Vegan Thanksgiving Strudel

I’ve adapted and veganized this recipe from the Moosewood repertoire.  It’s been a hit at the last four Thanksgivings – vegetarians and omnivores alike give rave reviews.  I’m actually not making it this year, because I thought it was time to try a new recipe (this one, for stuffed Portobello mushrooms), but I’m not lying when I say that I’m a bit sad that I won’t be eating this this year!

Mushroom, “Cheese”, and Vegetable Strudel

Ingredients

Filling:
1 Tbs. olive oil
1 medium onion, chopped (1½ cups)
1 medium red bell pepper, diced (1 cup)
2 cloves garlic, minced (2 tsp.)
2 tsp. dried thyme
1 lb. white mushrooms, sliced (5 cups)
2 10-oz. bags baby spinach
¼ tsp. ground nutmeg
1 14-oz. pkg. firm tofu, drained
8 oz. vegan cream cheese, softened (I use tofutti)
1 cup grated vegan cheddar (4 oz.) (I use “Follow Your Heart” brand because they have it in the grocery stores around us!)

Strudel:
¼ cup olive oil
1 clove garlic, minced (1 tsp.)
1 tsp. dried thyme
1 lb. whole-wheat phyllo dough, thawed
½ tsp. poppy, sesame, or fennel seeds, optional

Instructions:

1. Preheat oven to 350°F. Coat 18- x 13-inch baking sheet with cooking spray.

2. To make Filling: Heat oil in pot over medium heat.
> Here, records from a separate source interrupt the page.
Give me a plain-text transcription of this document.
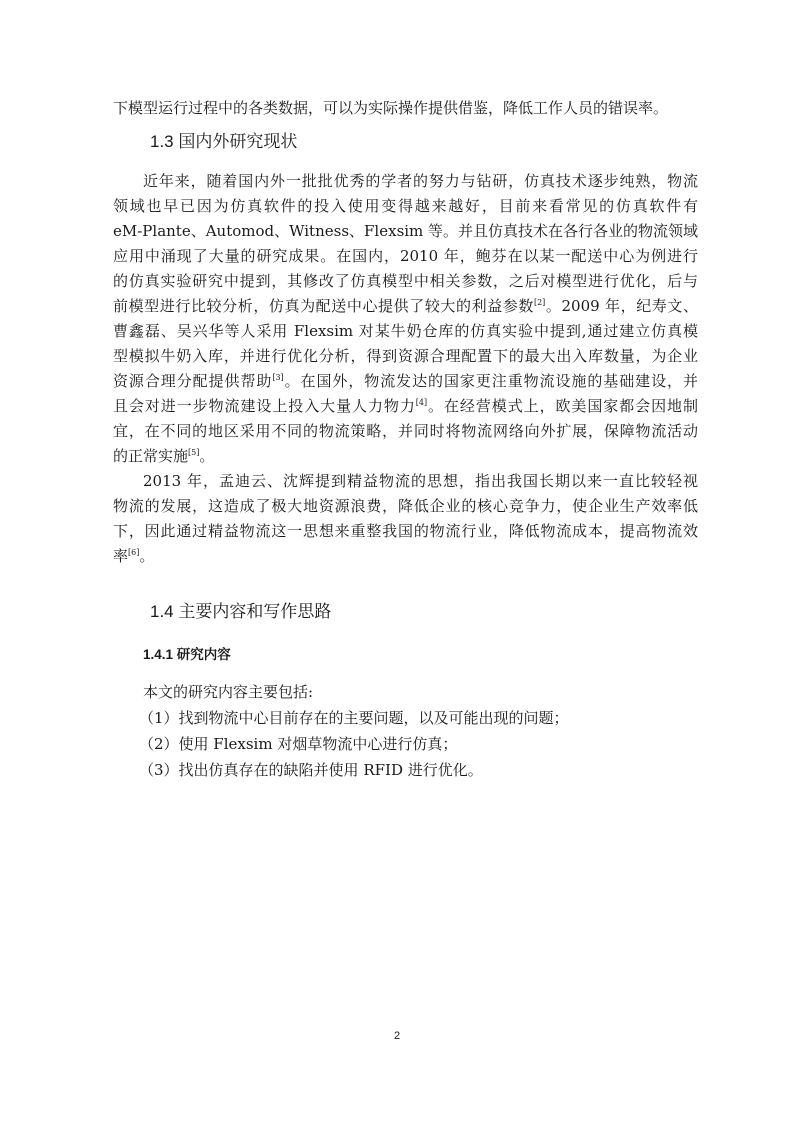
下模型运行过程中的各类数据，可以为实际操作提供借鉴，降低工作人员的错误率。
1.3 国内外研究现状
近年来，随着国内外一批批优秀的学者的努力与钻研，仿真技术逐步纯熟，物流
领域也早已因为仿真软件的投入使用变得越来越好，目前来看常见的仿真软件有
eM-Plante、Automod、Witness、Flexsim 等。并且仿真技术在各行各业的物流领域
应用中涌现了大量的研究成果。在国内，2010 年，鲍芬在以某一配送中心为例进行
的仿真实验研究中提到，其修改了仿真模型中相关参数，之后对模型进行优化，后与
前模型进行比较分析，仿真为配送中心提供了较大的利益参数[2]。2009 年，纪寿文、
曹鑫磊、吴兴华等人采用 Flexsim 对某牛奶仓库的仿真实验中提到,通过建立仿真模
型模拟牛奶入库，并进行优化分析，得到资源合理配置下的最大出入库数量，为企业
资源合理分配提供帮助[3]。在国外，物流发达的国家更注重物流设施的基础建设，并
且会对进一步物流建设上投入大量人力物力[4]。在经营模式上，欧美国家都会因地制
宜，在不同的地区采用不同的物流策略，并同时将物流网络向外扩展，保障物流活动
的正常实施[5]。
2013 年，孟迪云、沈辉提到精益物流的思想，指出我国长期以来一直比较轻视
物流的发展，这造成了极大地资源浪费，降低企业的核心竞争力，使企业生产效率低
下，因此通过精益物流这一思想来重整我国的物流行业，降低物流成本，提高物流效
率[6]。
1.4 主要内容和写作思路
1.4.1 研究内容
本文的研究内容主要包括:
（1）找到物流中心目前存在的主要问题，以及可能出现的问题；
（2）使用 Flexsim 对烟草物流中心进行仿真；
（3）找出仿真存在的缺陷并使用 RFID 进行优化。
2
Sauté onion, bell pepper, garlic, and thyme in oil 10 minutes. Add mushrooms, and cook 10 minutes, or until wilted. Stir in spinach and nutmeg, and season with salt and pepper. Cover and cook 5 to 7 minutes, or until spinach has wilted, stirring occasionally. Drain, and cool in bowl.

3. Purée tofu, cream cheese, and cheddar in food processor until smooth. Stir into mushroom mixture. Season with salt and pepper.

4. To make Strudel: Heat oil, garlic, and thyme in small pot over medium heat 2 to 3 minutes, or until fragrant. Cool.

5. Cover bottom of prepared baking pan with 2 phyllo sheets, allowing sheets to overlap each other and hang off sides. Brush with garlic oil. Place 2 more phyllo sheets on top, and brush with garlic oil. Repeat 4 times, until you have a 6-layer bottom crust.

6. Spread Filling in crust, leaving 3-inch edge all around. Brush edges with garlic oil. Fold sides of phyllo over filling. Cover filling with 2-sheet layer of phyllo (4 sheets total), overlapping sheets in center. Brush with garlic oil. Repeat layering 2 sheets at a time until you have 4 layers (16 sheets phyllo total), brushing every second sheet with garlic oil. Tuck under edges. Sprinkle top with seeds, if desired.

7. Bake 45 to 50 minutes, or until golden. Let stand 15 minutes before cutting into slices.